Besides, Williams’ research is almost entirely focused on clear air turbulence over the North Atlantic. Can it really offer insight into the Singapore Airlines incident? Pilots aren’t so sure.

Mark Hofmeyer, a Qantas pilot and vice president of the Australian and International Pilots Association (AIPA), told journalists he believes that thunderstorms—which cause “convective turbulence”—were the likely cause of the incident, rather than “clear air turbulence.” 

David Evans, a Qantas pilot who spent years flying over the Bay of Bengal, stated that turbulence is common in the area with the arrival of powerful monsoons at this time of year.

I emailed Williams, pointing out that multiple experts believe Monday’s incident was caused by convective turbulence rather than clear air turbulence. He replied with a link to a 2023 study that suggests convective turbulence is also projected to increase because of climate change. But this extreme scenario has been called into question by many other scientists.

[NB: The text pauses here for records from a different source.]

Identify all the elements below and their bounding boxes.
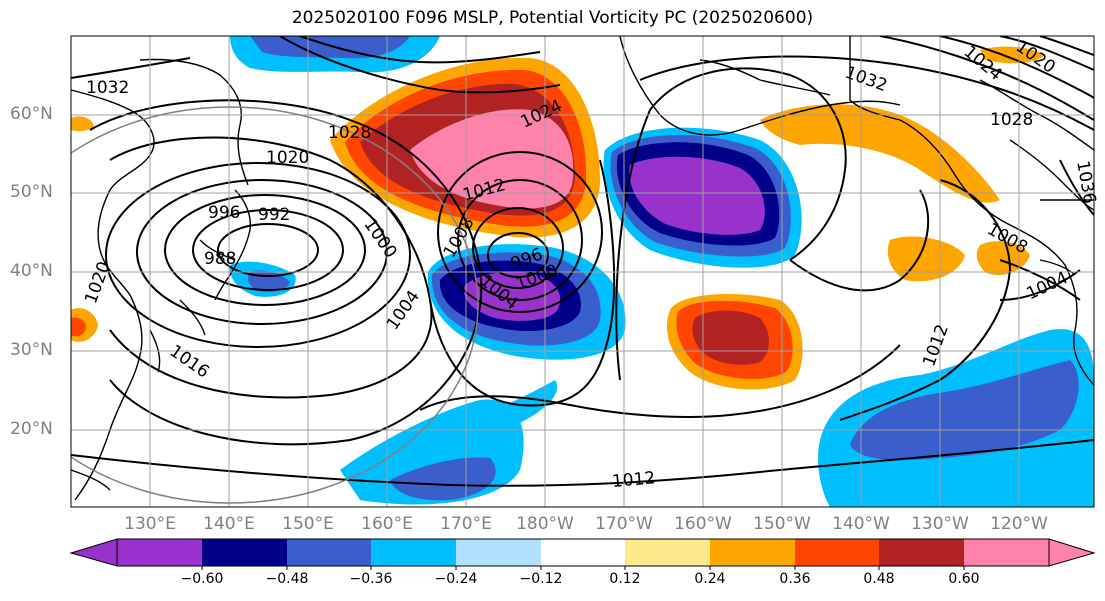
colorbar-swatch xyxy=(964,539,1049,566)
isobar-label: 1028 xyxy=(990,110,1033,130)
colorbar-tick-label: −0.60 xyxy=(180,571,224,587)
lat-label-30n: 30°N xyxy=(10,340,53,360)
colorbar-swatch xyxy=(710,539,795,566)
isobars xyxy=(71,36,1094,487)
colorbar-tick-label: −0.24 xyxy=(434,571,478,587)
colorbar-tick-label: 0.12 xyxy=(609,571,641,587)
graticule xyxy=(71,36,1094,507)
lon-label: 160°E xyxy=(361,514,413,534)
pv-positive-subtropical xyxy=(666,294,803,390)
isobar-label: 1020 xyxy=(266,148,309,168)
colorbar-swatch xyxy=(287,539,371,566)
isobar-label: 992 xyxy=(258,205,290,225)
lon-label: 140°E xyxy=(203,514,255,534)
colorbar-swatch xyxy=(117,539,202,566)
colorbar-swatch xyxy=(371,539,456,566)
colorbar-swatch xyxy=(625,539,710,566)
colorbar-swatch xyxy=(541,539,625,566)
isobar-label: 1032 xyxy=(86,78,129,98)
lon-label: 150°W xyxy=(753,514,811,534)
pv-negative-eastern xyxy=(818,329,1094,507)
map-frame xyxy=(70,35,1095,508)
isobar-label: 996 xyxy=(208,203,240,223)
isobar-label: 1028 xyxy=(328,123,371,143)
page-title: 2025020100 F096 MSLP, Potential Vorticit… xyxy=(291,8,814,28)
isobar-label: 1012 xyxy=(611,468,656,492)
colorbar-swatch xyxy=(795,539,879,566)
lon-label: 120°W xyxy=(990,514,1048,534)
colorbar-tick-label: 0.60 xyxy=(948,571,980,587)
lon-label: 170°W xyxy=(595,514,653,534)
lat-label-40n: 40°N xyxy=(10,261,53,281)
colorbar-extend-min xyxy=(69,538,118,567)
lon-label: 180°W xyxy=(516,514,574,534)
colorbar-frame xyxy=(116,538,1050,567)
lon-label: 150°E xyxy=(282,514,334,534)
colorbar-swatch xyxy=(456,539,541,566)
colorbar-tick-label: −0.36 xyxy=(349,571,393,587)
reference-circle xyxy=(71,106,479,504)
lon-label: 160°W xyxy=(674,514,732,534)
lon-label: 170°E xyxy=(440,514,492,534)
lat-label-60n: 60°N xyxy=(10,104,53,124)
colorbar-tick-label: 0.36 xyxy=(779,571,811,587)
colorbar-tick-label: 0.48 xyxy=(863,571,895,587)
colorbar-extend-max xyxy=(1048,538,1096,567)
colorbar-tick-label: −0.48 xyxy=(265,571,309,587)
colorbar-tick-label: −0.12 xyxy=(519,571,563,587)
colorbar-swatch xyxy=(879,539,964,566)
lon-label: 130°E xyxy=(124,514,176,534)
colorbar-swatch xyxy=(202,539,287,566)
colorbar-tick-label: 0.24 xyxy=(694,571,726,587)
lon-label: 130°W xyxy=(911,514,969,534)
isobar-label: 988 xyxy=(204,249,236,269)
lat-label-50n: 50°N xyxy=(10,182,53,202)
lat-label-20n: 20°N xyxy=(10,419,53,439)
lon-label: 140°W xyxy=(832,514,890,534)
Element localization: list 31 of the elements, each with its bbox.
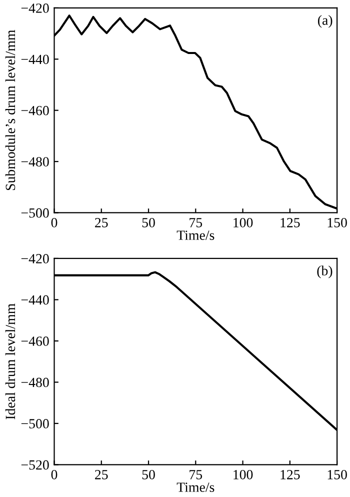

Simon Proud, a scientist with the European Space Agency, posted on X that it’s “disappointing” to see scientists implicitly link the Singapore Airlines incident with climate change. His observations, based on satellite imagery, chime with the two pilots’: there were large thunderstorms in the area at the time. (He could not comment because he is involved in an investigation into the incident.) 

Williams’ claim that rising CO2 levels will increase turbulence hasn’t been proven—it is based on mathematical projection. You can’t rule out the possibility that he’s right, says Ryan Maue, a private sector weather scientist who worked in the Trump administration. But we’re not there yet.

When I spoke to him, Maue pointed out that the incidence of injuries on airplanes caused by air turbulence has actually come down over the years, despite the fact that air travel has increased exponentially over the last half-century. If climate change does make the skies bumpier, he added, any increased risk will likely be mitigated by improvements in technology—for instance, increasingly sophisticated weather prediction software (which he expects will get even better with AI).

“I recognize that climate change is real, of course. I can look at the data just like everybody else,” he told The Free Press. But he isn’t on board with the doom and gloom scenario that dominates the media. 

It’s disturbing that journalists jumped to conclusions about this incident. People are afraid of both climate change and flying—but instead of playing on those fears, the media should be giving us the facts.

CORRECTION: A previous version of this story inaccurately described Paul Williams’ letter to the Quarterly Journal of the Royal Meteorological Society as a “retraction.” The piece has been updated, to describe it as a “revised conclusion.” The previous version incorrectly stated that clear air turbulence (CAT) is caused by “wind speed”; it is caused by wind shear (changes in wind speed or direction over a given distance.) The piece has been updated accordingly. The Free Press regrets the error.